AGCTTTTCATTCTGACTGCAACGGGCAATATGTCTCTGTGTGGATTAAAAAAAGAGTGTCTGA

を翻訳すると、

  • SFSF * LQRAICLCVD * KKSV *

となり、ここから

  • SFSF
  • LQRAICLCVD
  • KKSV

を取り出す、ということを繰り返すことになります。
そのために、aa_endを指定します。

aa_end = trans.find("*", aa_start)

ここでは、pythonのfind関数を用いて、aa_start番目の文字列以降から終止コドン「*」のある位置を探し、それをaa_endに代入します。aa_start = 10ならば、翻訳した全アミノ酸配列のうち、10番目のアミノ酸以降における終止コドンを探すことになります。

その後、開始位置・終止位置・長さを得ます。 なお、開始・終止位置はDNA配列上の位置、長さはアミノ酸配列の長さです。

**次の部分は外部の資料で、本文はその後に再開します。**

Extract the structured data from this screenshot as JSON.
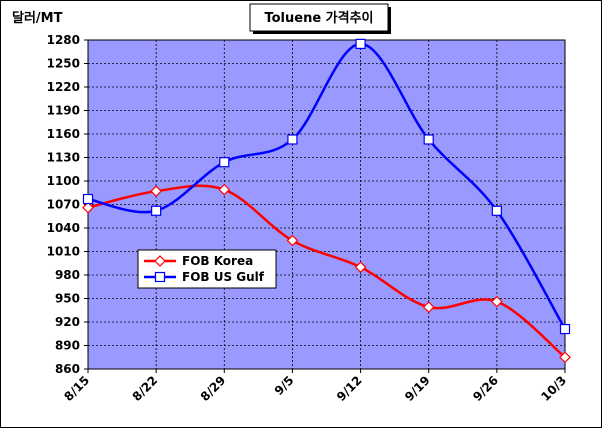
{
  "chart_data": {
    "type": "line",
    "title": "Toluene 가격추이",
    "ylabel": "달러/MT",
    "xlabel": "",
    "categories": [
      "8/15",
      "8/22",
      "8/29",
      "9/5",
      "9/12",
      "9/19",
      "9/26",
      "10/3"
    ],
    "ylim": [
      860,
      1280
    ],
    "yticks": [
      860,
      890,
      920,
      950,
      980,
      1010,
      1040,
      1070,
      1100,
      1130,
      1160,
      1190,
      1220,
      1250,
      1280
    ],
    "grid": true,
    "legend_position": "left",
    "series": [
      {
        "name": "FOB Korea",
        "color": "#ff0000",
        "marker": "diamond",
        "values": [
          1066,
          1087,
          1089,
          1024,
          990,
          939,
          946,
          875
        ]
      },
      {
        "name": "FOB US Gulf",
        "color": "#0000ff",
        "marker": "square",
        "values": [
          1077,
          1062,
          1124,
          1153,
          1275,
          1153,
          1062,
          911
        ]
      }
    ],
    "colors": {
      "plot_background": "#9999ff",
      "gridline": "#000000"
    }
  }
}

start = frame + aa_start * 3 + 1  # 開始位置
end = min(seq_len, frame + aa_end * 3 + 3)  # 終止位置
length = int((end - start) / 3)  # アミノ酸配列の長さ

開始位置は、frameによってずらした分を補正するためにframeを加えています。 終止位置は、配列の長さと終止位置の長さを比較して、終止位置の長さのほうが短い場合はそちらを採用します。 長さは、終止位置から開始位置を引いたものを3(塩基 / 1コドン)で割っています。

出力

これにより得られる出力は以下の通りです。例として、大腸菌(Escherichia coli)K-12株 MG1655のゲノム(GenBank: U00096.3)を用いた結果を示します。

10	16	48	LQRAICLCVD
10	608	640	KLSSIRNLPK
10	2154	2186	HQRWGWITGY
10	2553	2585	RKSFALCWQY
10	2841	2873	ASGLMCSGRR
10	2874	2906	HLLMVHCSEM
10	2884	2916	WCIARRCSHG
10	3090	3122	APVPVRWSRR
10	3310	3342	VAVGAGVSGD
10	4108	4140	ASDHSDRDLR
10	8179	8211	YHQGRPVTSP
10	8861	8893	NLPVLQRARL
10	10577	10609	SASGAVSTIF
10	11424	11456	VHRMTRKGDF
.
.
.

このように、アミノ酸の長さによってソートされたアミノ酸配列が得られました。